Stakeholder's evidence
Stakeholder‘s evidence is generated through engagement with end users, understanding of front-line health problems and identification of priorities.
- End-user engagement, partnership and transparent governance
- Genuine and ongoing engagement of all stakeholders at all stages
- Stakeholder engagement from the very beginning to understand the problem/issue from all perspectives, including front-line clinicians, patients and consumers with lived experience of the health condition and system
- Robust priority setting in partnership with all stakeholders, including policymakers, so that research and healthcare improvement efforts address what is most important.

Research evidence
In the Learning Health System, research evidence
includes:
• Randomised clinical trials, systematic reviews and meta analyses
• Evidence-based guidelines
• Data and relevant information from research/ academic sources, reports and grey literature
• Economic and policy data
• Standards and policies as sources of best practice

Data evidence
In the Learning Health System, research evidence
includes:
• Randomised clinical trials, systematic reviews and meta analyses
• Evidence-based guidelines
• Data and relevant information from research/ academic sources, reports and grey literature
• Economic and policy data
• Standards and policies as sources of best practice

Implementation evidence
In a Learning Health System, data generated knowledge must then be translated into clinical practice and healthcare improvement to improve patient outcomes.

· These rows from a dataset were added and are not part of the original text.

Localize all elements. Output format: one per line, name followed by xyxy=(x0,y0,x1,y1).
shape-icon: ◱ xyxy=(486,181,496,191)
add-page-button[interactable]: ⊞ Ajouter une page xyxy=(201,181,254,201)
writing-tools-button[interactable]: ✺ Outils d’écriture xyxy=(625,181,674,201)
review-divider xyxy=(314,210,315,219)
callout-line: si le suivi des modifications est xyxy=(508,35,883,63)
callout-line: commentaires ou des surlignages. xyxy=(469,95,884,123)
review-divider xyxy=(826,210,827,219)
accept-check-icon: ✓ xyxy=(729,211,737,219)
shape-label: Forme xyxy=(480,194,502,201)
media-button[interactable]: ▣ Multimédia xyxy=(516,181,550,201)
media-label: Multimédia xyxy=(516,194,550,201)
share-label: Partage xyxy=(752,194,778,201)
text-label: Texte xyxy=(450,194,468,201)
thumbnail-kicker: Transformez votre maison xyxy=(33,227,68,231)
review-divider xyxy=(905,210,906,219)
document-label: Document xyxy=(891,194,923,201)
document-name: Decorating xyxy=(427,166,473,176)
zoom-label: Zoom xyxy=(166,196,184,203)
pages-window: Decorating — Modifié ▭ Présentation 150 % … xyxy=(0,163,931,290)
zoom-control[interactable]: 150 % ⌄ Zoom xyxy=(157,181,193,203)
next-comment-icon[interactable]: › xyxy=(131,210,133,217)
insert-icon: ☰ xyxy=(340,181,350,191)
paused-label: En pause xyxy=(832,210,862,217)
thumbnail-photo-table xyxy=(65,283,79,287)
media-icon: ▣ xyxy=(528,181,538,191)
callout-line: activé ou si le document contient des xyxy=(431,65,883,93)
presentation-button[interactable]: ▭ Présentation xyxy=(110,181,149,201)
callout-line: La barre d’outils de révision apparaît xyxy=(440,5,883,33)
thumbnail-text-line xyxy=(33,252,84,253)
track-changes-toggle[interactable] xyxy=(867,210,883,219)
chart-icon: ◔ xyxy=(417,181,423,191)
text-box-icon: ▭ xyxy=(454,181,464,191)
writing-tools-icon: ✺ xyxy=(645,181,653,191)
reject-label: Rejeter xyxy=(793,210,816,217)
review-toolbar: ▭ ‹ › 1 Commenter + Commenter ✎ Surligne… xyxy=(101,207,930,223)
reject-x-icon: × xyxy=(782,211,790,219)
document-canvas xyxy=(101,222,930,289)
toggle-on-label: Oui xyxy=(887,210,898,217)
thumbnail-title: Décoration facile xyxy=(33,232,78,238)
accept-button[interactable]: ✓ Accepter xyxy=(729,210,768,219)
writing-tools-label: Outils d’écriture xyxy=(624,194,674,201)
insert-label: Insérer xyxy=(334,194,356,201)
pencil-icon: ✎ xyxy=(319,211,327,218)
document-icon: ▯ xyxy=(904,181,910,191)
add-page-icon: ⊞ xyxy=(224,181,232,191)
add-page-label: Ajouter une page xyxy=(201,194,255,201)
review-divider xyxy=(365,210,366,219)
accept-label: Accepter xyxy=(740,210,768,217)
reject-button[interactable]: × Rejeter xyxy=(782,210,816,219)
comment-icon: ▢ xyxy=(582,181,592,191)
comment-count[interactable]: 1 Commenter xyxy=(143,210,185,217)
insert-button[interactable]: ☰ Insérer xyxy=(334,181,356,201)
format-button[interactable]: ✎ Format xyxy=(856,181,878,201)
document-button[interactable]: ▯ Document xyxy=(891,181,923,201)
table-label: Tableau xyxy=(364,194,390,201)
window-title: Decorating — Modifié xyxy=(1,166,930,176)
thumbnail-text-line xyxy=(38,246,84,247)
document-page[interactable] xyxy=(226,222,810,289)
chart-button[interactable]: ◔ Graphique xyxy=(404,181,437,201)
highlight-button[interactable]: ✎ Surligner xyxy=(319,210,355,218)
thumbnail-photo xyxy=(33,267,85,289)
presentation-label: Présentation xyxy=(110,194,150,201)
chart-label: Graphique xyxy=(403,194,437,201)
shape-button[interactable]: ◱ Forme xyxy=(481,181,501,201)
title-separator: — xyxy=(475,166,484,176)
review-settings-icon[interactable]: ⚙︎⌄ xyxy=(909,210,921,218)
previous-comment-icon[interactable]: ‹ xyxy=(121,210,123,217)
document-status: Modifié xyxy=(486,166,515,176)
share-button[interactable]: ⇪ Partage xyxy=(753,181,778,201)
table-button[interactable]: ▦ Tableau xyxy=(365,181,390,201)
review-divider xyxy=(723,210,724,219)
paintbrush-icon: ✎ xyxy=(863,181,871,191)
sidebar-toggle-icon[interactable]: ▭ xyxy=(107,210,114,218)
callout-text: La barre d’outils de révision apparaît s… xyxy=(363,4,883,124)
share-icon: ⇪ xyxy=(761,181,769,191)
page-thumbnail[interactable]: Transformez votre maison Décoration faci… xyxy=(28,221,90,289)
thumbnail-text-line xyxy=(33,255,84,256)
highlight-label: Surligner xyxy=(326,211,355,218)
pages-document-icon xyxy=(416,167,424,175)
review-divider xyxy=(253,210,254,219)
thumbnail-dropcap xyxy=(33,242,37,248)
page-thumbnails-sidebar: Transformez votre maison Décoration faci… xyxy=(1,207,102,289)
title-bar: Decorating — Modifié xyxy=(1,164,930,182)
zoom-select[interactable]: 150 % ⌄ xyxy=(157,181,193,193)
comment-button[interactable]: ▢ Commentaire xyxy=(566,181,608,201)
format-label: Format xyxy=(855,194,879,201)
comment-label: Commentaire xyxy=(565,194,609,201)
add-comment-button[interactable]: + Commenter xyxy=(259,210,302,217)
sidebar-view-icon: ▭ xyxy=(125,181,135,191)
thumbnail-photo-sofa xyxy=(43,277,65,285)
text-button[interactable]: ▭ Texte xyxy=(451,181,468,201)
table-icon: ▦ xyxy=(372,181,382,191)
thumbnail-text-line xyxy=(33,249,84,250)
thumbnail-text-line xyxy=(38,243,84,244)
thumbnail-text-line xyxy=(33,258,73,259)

Implementation evidence around how to create change is generated through implementation research and sustainable change through health care improvement.
Key considerations include:
• Effective leadership to support and drive implementation
• Building rigour and capacity for improvement programs through theory-driven, methodological, rigorous and economically sound approaches
• Taking into account system-level (external) and organisational (internal) perspectives
• Identifying and addressing barriers and enablers to implementation
• Ensuring the change is relevant across stakeholders and settings
• Capturing learnings on effective implementation and improvement practices
• Monitoring, audit and feedback, assessment of impact, and refinement
Key themes for a Learning Health System
- Learning Health System environments are system-level initiatives with effective examples demonstrating translation from practice data to data analysis and new knowledge back to clinical practice
- An integrated multidisciplinary team of frontline clinicians, researchers and community members embedded in healthcare settings is key to success
- To have a direct health impact, a Learning Health System must provide timely access to data, as well as analysis of that data with feedback
- Effective Learning Health Systems require people with a broad range of workforce capabilities to make sense of the data arising from complex healthcare environments.